Osteomas, which are usually classified as benign bone tumors occurring in membrane bones, are also formed by periosteal activity (Resnick and Niwayama, 1995; Adler, 1998). An osteoma can be composed of either dense bone tissue with typical Haversian systems (osteoma eburneum) or spongious lamellar bone (osteoma spongiosum). The bone tissue in mature osteomas does not differ in cellular or histological structure from normal bone tissue (Adler, 1998), and Resnick and Niwayama (1995: p. 4400) state that an osteoma “represents no more than a localized exaggeration of intramembranous bone formation.”
Both the skin and the bone outgrowths developing on the antlers of castrated male deer constitute tumor-like structures. According to Goss (1990), the antleromas of castrated fallow bucks may be classified as benign tumors. Applying a general definition of the term “tumor,” e.g., an abnormal mass of tissue resulting from excessive mitotic activity, this view seems justified. In principle, the bony protuberances on the antlers of the castrates may also be classified as a type of benign tumor, especially when comparing their histogenesis with that of osteomas.
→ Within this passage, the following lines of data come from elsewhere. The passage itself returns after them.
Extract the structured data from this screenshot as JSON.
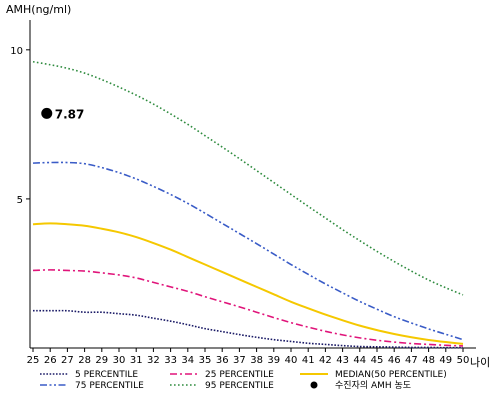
{
  "chart_data": {
    "type": "line",
    "ylabel": "AMH(ng/ml)",
    "xlabel": "나이",
    "ylim": [
      0,
      11
    ],
    "xlim": [
      25,
      50
    ],
    "yticks": [
      5,
      10
    ],
    "xticks": [
      25,
      26,
      27,
      28,
      29,
      30,
      31,
      32,
      33,
      34,
      35,
      36,
      37,
      38,
      39,
      40,
      41,
      42,
      43,
      44,
      45,
      46,
      47,
      48,
      49,
      50
    ],
    "legend_position": "bottom",
    "series": [
      {
        "name": "5 PERCENTILE",
        "color": "#1a1a66",
        "dash": "dotted-dense",
        "x": [
          25,
          26,
          27,
          28,
          29,
          30,
          31,
          32,
          33,
          34,
          35,
          36,
          37,
          38,
          39,
          40,
          41,
          42,
          43,
          44,
          45,
          46,
          47,
          48,
          49,
          50
        ],
        "y": [
          1.25,
          1.25,
          1.25,
          1.2,
          1.2,
          1.15,
          1.1,
          1.0,
          0.9,
          0.78,
          0.65,
          0.55,
          0.45,
          0.36,
          0.28,
          0.22,
          0.16,
          0.12,
          0.08,
          0.05,
          0.04,
          0.03,
          0.02,
          0.02,
          0.01,
          0.01
        ]
      },
      {
        "name": "25 PERCENTILE",
        "color": "#e0147a",
        "dash": "dashdot",
        "x": [
          25,
          26,
          27,
          28,
          29,
          30,
          31,
          32,
          33,
          34,
          35,
          36,
          37,
          38,
          39,
          40,
          41,
          42,
          43,
          44,
          45,
          46,
          47,
          48,
          49,
          50
        ],
        "y": [
          2.6,
          2.62,
          2.6,
          2.58,
          2.52,
          2.45,
          2.35,
          2.2,
          2.05,
          1.9,
          1.72,
          1.55,
          1.38,
          1.2,
          1.02,
          0.85,
          0.7,
          0.56,
          0.44,
          0.34,
          0.26,
          0.2,
          0.15,
          0.12,
          0.09,
          0.07
        ]
      },
      {
        "name": "MEDIAN(50 PERCENTILE)",
        "color": "#f5c800",
        "dash": "solid",
        "x": [
          25,
          26,
          27,
          28,
          29,
          30,
          31,
          32,
          33,
          34,
          35,
          36,
          37,
          38,
          39,
          40,
          41,
          42,
          43,
          44,
          45,
          46,
          47,
          48,
          49,
          50
        ],
        "y": [
          4.15,
          4.18,
          4.15,
          4.1,
          4.0,
          3.88,
          3.72,
          3.52,
          3.3,
          3.05,
          2.8,
          2.55,
          2.3,
          2.05,
          1.8,
          1.55,
          1.33,
          1.12,
          0.93,
          0.75,
          0.6,
          0.47,
          0.36,
          0.27,
          0.2,
          0.14
        ]
      },
      {
        "name": "75 PERCENTILE",
        "color": "#3a5cc7",
        "dash": "dashdotdot",
        "x": [
          25,
          26,
          27,
          28,
          29,
          30,
          31,
          32,
          33,
          34,
          35,
          36,
          37,
          38,
          39,
          40,
          41,
          42,
          43,
          44,
          45,
          46,
          47,
          48,
          49,
          50
        ],
        "y": [
          6.2,
          6.22,
          6.22,
          6.18,
          6.05,
          5.88,
          5.67,
          5.42,
          5.15,
          4.85,
          4.52,
          4.18,
          3.84,
          3.5,
          3.15,
          2.8,
          2.47,
          2.15,
          1.85,
          1.56,
          1.3,
          1.05,
          0.84,
          0.64,
          0.46,
          0.28
        ]
      },
      {
        "name": "95 PERCENTILE",
        "color": "#2e8b3e",
        "dash": "dotted",
        "x": [
          25,
          26,
          27,
          28,
          29,
          30,
          31,
          32,
          33,
          34,
          35,
          36,
          37,
          38,
          39,
          40,
          41,
          42,
          43,
          44,
          45,
          46,
          47,
          48,
          49,
          50
        ],
        "y": [
          9.6,
          9.5,
          9.38,
          9.22,
          9.0,
          8.75,
          8.48,
          8.18,
          7.85,
          7.5,
          7.12,
          6.74,
          6.35,
          5.95,
          5.55,
          5.15,
          4.75,
          4.36,
          3.97,
          3.6,
          3.24,
          2.9,
          2.58,
          2.28,
          2.02,
          1.78
        ]
      }
    ],
    "points": [
      {
        "name": "수진자의 AMH 농도",
        "x": 25.8,
        "y": 7.87,
        "label": "7.87",
        "color": "#000000"
      }
    ]
  }
}
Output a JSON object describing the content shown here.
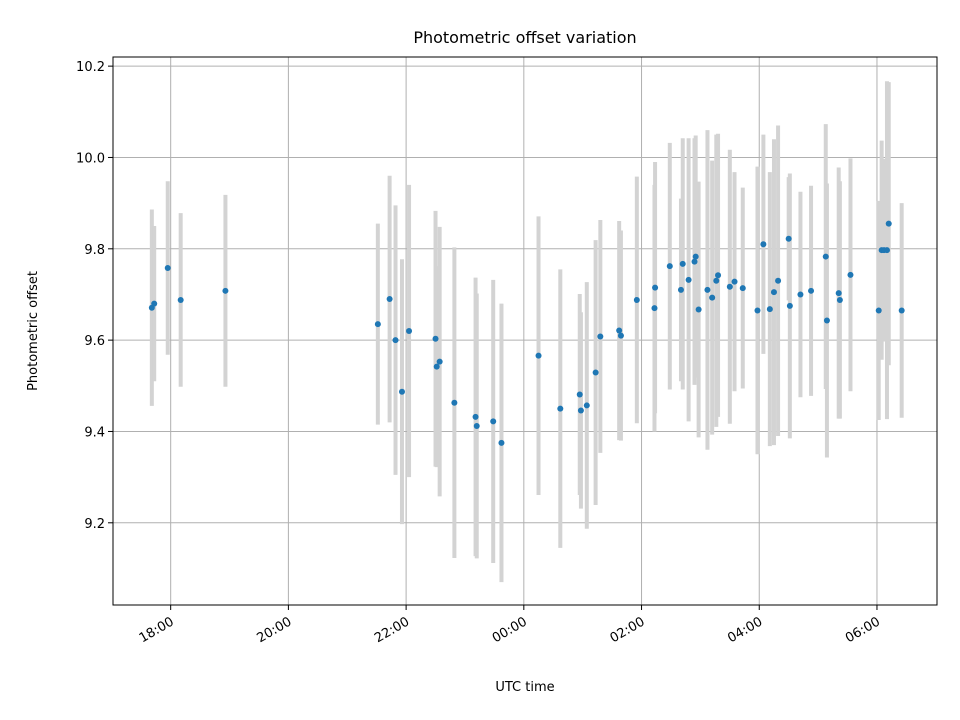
{
  "chart_data": {
    "type": "scatter",
    "title": "Photometric offset variation",
    "xlabel": "UTC time",
    "ylabel": "Photometric offset",
    "x_unit": "hours",
    "x_range": [
      17.02,
      31.02
    ],
    "x_ticks": [
      {
        "value": 18,
        "label": "18:00"
      },
      {
        "value": 20,
        "label": "20:00"
      },
      {
        "value": 22,
        "label": "22:00"
      },
      {
        "value": 24,
        "label": "00:00"
      },
      {
        "value": 26,
        "label": "02:00"
      },
      {
        "value": 28,
        "label": "04:00"
      },
      {
        "value": 30,
        "label": "06:00"
      }
    ],
    "y_range": [
      9.02,
      10.22
    ],
    "y_ticks": [
      {
        "value": 9.2,
        "label": "9.2"
      },
      {
        "value": 9.4,
        "label": "9.4"
      },
      {
        "value": 9.6,
        "label": "9.6"
      },
      {
        "value": 9.8,
        "label": "9.8"
      },
      {
        "value": 10.0,
        "label": "10.0"
      },
      {
        "value": 10.2,
        "label": "10.2"
      }
    ],
    "grid": true,
    "point_color": "#1f77b4",
    "errorbar_color": "#d3d3d3",
    "points": [
      [
        17.68,
        9.671,
        0.215
      ],
      [
        17.72,
        9.68,
        0.17
      ],
      [
        17.95,
        9.758,
        0.19
      ],
      [
        18.17,
        9.688,
        0.19
      ],
      [
        18.93,
        9.708,
        0.21
      ],
      [
        21.52,
        9.635,
        0.22
      ],
      [
        21.72,
        9.69,
        0.27
      ],
      [
        21.82,
        9.6,
        0.295
      ],
      [
        21.93,
        9.487,
        0.29
      ],
      [
        22.05,
        9.62,
        0.32
      ],
      [
        22.5,
        9.603,
        0.28
      ],
      [
        22.52,
        9.542,
        0.22
      ],
      [
        22.57,
        9.553,
        0.295
      ],
      [
        22.82,
        9.463,
        0.34
      ],
      [
        23.18,
        9.432,
        0.305
      ],
      [
        23.2,
        9.412,
        0.29
      ],
      [
        23.48,
        9.422,
        0.31
      ],
      [
        23.62,
        9.375,
        0.305
      ],
      [
        24.25,
        9.566,
        0.305
      ],
      [
        24.62,
        9.45,
        0.305
      ],
      [
        24.95,
        9.481,
        0.22
      ],
      [
        24.97,
        9.446,
        0.215
      ],
      [
        25.07,
        9.457,
        0.27
      ],
      [
        25.22,
        9.529,
        0.29
      ],
      [
        25.3,
        9.608,
        0.255
      ],
      [
        25.62,
        9.621,
        0.24
      ],
      [
        25.65,
        9.61,
        0.23
      ],
      [
        25.92,
        9.688,
        0.27
      ],
      [
        26.22,
        9.67,
        0.27
      ],
      [
        26.23,
        9.715,
        0.275
      ],
      [
        26.48,
        9.762,
        0.27
      ],
      [
        26.67,
        9.71,
        0.2
      ],
      [
        26.7,
        9.767,
        0.275
      ],
      [
        26.8,
        9.732,
        0.31
      ],
      [
        26.9,
        9.772,
        0.27
      ],
      [
        26.92,
        9.783,
        0.265
      ],
      [
        26.97,
        9.667,
        0.28
      ],
      [
        27.12,
        9.71,
        0.35
      ],
      [
        27.2,
        9.693,
        0.3
      ],
      [
        27.27,
        9.73,
        0.32
      ],
      [
        27.3,
        9.742,
        0.31
      ],
      [
        27.5,
        9.717,
        0.3
      ],
      [
        27.58,
        9.728,
        0.24
      ],
      [
        27.72,
        9.714,
        0.22
      ],
      [
        27.97,
        9.665,
        0.315
      ],
      [
        28.07,
        9.81,
        0.24
      ],
      [
        28.18,
        9.668,
        0.3
      ],
      [
        28.25,
        9.705,
        0.335
      ],
      [
        28.32,
        9.73,
        0.34
      ],
      [
        28.5,
        9.822,
        0.135
      ],
      [
        28.52,
        9.675,
        0.29
      ],
      [
        28.7,
        9.7,
        0.225
      ],
      [
        28.88,
        9.708,
        0.23
      ],
      [
        29.13,
        9.783,
        0.29
      ],
      [
        29.15,
        9.643,
        0.3
      ],
      [
        29.35,
        9.703,
        0.275
      ],
      [
        29.37,
        9.688,
        0.26
      ],
      [
        29.55,
        9.743,
        0.255
      ],
      [
        30.03,
        9.665,
        0.24
      ],
      [
        30.08,
        9.797,
        0.24
      ],
      [
        30.12,
        9.797,
        0.2
      ],
      [
        30.17,
        9.797,
        0.37
      ],
      [
        30.2,
        9.855,
        0.31
      ],
      [
        30.42,
        9.665,
        0.235
      ]
    ]
  }
}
As was emphasized by Goss (1990, 1995), it is unclear if the growth of the antler protuberances in castrated male deer is a specific reaction to castration and the resulting pronounced lowering of androgen levels. It could also be that the indefinite maintenance of viable antlers (in the absence of higher levels of androgens) merely provides the extra time required for the development of the skin and bone protuberances. Goss (1995) further argues that in intact male deer, the short life span of the antlers precludes the development of antler tumors. This is, however, not generally true, as is illustrated by the case of a large bone tumor diagnosed as a solitary osteochondroma that had formed on a spike antler of an intact young fallow buck (Kierdorf H and Kierdorf U, 1985). Velvet was shed from both spike antlers at the regular time, which is indicative of a normal rise of androgen levels in the buck.
Information on the histological structure of the antlers in castrated males of deer species other than Dama dama is scarce. But even these limited data point to the existence of considerable variation among species, thereby precluding a generalization of the findings in the fallow deer. Further studies on antler histology of castrated males from various deer species addressing these species-specific differences are encouraged.